There’s been little focus on the hardware that will let people immerse themselves in a (mostly theoretical) 3D world: a headset with an enclosed viewscreen, with headphones and hand controls at the very least. Right now, that can be pretty basic, pretty expensive, and often both. Haptic gloves and full-body suits like those seen in the metaverse movie “Ready Player One” exist, but mostly in labs, commercial and educational settings — that’s how dental student practice drilling, and surgeons cutting — and mostly way, way outside a realistic price point for gaming.
So it was notable that Meta on Monday (May 9) opened a brick-and-mortar store in San Francisco dedicated to selling — or rather, trying out — headsets, ranging from its own Meta Quest 2 VR headsets to Ray-Ban Stories augmented reality glasses.
While you still have to go online to actually buy anything, the price tags — $299 to $399 for Meta’s Quest 2 — make it a tough sale without a test drive.
“At the Meta Store, we want you to interact with everything. We want you to pick stuff up. We want you to feel it,” the company said in its announcement.

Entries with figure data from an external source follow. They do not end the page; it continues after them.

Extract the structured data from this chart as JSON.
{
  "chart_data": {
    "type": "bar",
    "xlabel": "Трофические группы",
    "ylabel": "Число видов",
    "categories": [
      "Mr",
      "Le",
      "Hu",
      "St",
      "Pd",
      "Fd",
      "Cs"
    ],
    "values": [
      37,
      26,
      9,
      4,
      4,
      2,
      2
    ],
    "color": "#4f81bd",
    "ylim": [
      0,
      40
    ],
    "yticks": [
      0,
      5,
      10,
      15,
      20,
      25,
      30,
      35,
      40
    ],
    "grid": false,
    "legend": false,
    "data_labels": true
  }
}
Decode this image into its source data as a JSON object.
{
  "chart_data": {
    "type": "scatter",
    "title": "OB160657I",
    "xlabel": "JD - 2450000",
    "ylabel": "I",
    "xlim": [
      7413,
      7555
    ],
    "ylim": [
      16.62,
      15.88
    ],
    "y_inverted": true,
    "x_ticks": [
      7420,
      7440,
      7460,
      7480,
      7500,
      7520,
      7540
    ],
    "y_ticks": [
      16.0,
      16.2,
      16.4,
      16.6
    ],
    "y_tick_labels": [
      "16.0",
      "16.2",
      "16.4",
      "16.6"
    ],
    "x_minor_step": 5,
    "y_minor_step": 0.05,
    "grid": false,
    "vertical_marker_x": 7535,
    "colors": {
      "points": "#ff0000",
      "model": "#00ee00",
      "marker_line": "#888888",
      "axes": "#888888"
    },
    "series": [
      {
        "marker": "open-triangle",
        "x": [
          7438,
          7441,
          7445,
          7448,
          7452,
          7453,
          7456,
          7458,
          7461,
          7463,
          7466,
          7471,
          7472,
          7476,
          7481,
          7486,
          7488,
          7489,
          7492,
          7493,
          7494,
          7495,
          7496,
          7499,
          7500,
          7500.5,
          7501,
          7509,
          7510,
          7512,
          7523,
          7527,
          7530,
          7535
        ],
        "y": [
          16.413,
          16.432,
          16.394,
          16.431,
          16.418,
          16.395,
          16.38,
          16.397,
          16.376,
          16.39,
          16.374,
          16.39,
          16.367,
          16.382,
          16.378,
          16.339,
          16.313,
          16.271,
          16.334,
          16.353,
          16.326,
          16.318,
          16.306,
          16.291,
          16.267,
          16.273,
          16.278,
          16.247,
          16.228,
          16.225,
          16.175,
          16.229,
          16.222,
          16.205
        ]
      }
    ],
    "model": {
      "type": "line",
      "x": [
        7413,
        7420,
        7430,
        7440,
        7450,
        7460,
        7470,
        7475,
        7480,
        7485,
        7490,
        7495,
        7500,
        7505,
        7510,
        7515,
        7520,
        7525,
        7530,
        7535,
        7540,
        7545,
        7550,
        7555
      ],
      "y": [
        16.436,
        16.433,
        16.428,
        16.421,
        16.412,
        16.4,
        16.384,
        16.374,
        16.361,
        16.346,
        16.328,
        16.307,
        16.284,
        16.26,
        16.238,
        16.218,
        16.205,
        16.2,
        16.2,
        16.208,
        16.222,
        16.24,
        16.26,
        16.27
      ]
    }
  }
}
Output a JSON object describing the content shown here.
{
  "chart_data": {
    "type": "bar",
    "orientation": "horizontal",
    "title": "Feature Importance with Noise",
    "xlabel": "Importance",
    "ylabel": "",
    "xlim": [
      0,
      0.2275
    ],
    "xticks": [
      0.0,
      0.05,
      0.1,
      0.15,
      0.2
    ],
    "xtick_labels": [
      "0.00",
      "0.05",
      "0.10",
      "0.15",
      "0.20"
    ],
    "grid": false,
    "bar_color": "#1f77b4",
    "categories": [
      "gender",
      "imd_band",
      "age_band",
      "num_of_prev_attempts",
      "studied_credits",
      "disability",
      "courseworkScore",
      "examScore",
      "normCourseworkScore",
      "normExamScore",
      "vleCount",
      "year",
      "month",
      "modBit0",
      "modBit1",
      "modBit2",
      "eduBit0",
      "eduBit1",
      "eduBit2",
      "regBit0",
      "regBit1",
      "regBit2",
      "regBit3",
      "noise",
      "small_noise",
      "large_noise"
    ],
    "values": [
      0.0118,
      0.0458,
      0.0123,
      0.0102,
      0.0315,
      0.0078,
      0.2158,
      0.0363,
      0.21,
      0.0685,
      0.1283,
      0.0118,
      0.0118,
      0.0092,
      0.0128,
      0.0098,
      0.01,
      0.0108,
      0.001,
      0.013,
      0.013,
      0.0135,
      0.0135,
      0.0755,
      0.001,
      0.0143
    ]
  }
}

“Once people experience the technology, they can gain a better appreciation for it,” said Martin Gilliard, head of Meta Store. “If we did our job right, people should leave and tell their friends, ‘You’ve got to go check out the Meta Store.’”
And, Meta hopes, you’ll also go online to try out its fledging Horizon Worlds, a sort of Metaverse Lite VR game.
See also: Meta Opens Its Metaverse Platform to Payments, and It Doesn’t Come Cheap
That was several days after Zuckerberg met with the CEO of eyeglass maker EssilorLuxottica to discuss smart glasses like its Ray-Bans.
They also demonstrate a prototype of Meta’s “neural interface EMG wristband” that will “eventually” let users control their VR glasses and other devices in a way that will let them interact more realistically than current hand controllers.
Read more: Zuckerberg Hints at Upcoming Wearable AR Controller
NFTs Are the New ICO
If metaverse scams are fairly rare now, be assured that they are coming, particularly in blockchain-based “Web3” metaverses that will, by their semi-decentralized nature, be more lightly policed.
That said, five state securities regulators accused a group called Flamingo Casino Club of selling allegedly fraudulent NFTs “purportedly tied to a metaverse casino,” according to a release by the New Jersey Bureau of Securities (NJBOS). The operators said they were a developing a “metaverse casino through a partnership with the Flamingo Las Vegas, an established casino operating in Nevada,” the regulators alleged, adding that the claim “is simply false.”
Warning that “scammers are already attempting to capitalize on the hype associated with metaverses and NFTs,” the agencies said they have seen “an increasing number of suspect solicitations for unregistered securities tied to the metaverse … [that play] on their emotions by falsely promising lucrative profitability, guaranteed income, financial security and the once-in-a-lifetime opportunity to become metaverse millionaires.”
Searching the Metaverse
Startup Lightning Labs just raised seed funding to build a cross-metaverse search engine that will likely prove vital, at least in concept, to making commerce — and everything else — possible in the metaverse, even as “the metaverse” is something of a misnomer as there are dozens — and will likely be hundreds — at least in the next few year.
“Right now, discovery in the metaverse feels more like gaming, where you need to jump from one game to the next to find things, than the internet, where you can access everything from a single entry point,” said Lighthouse CEO Jonathan Brun in a statement.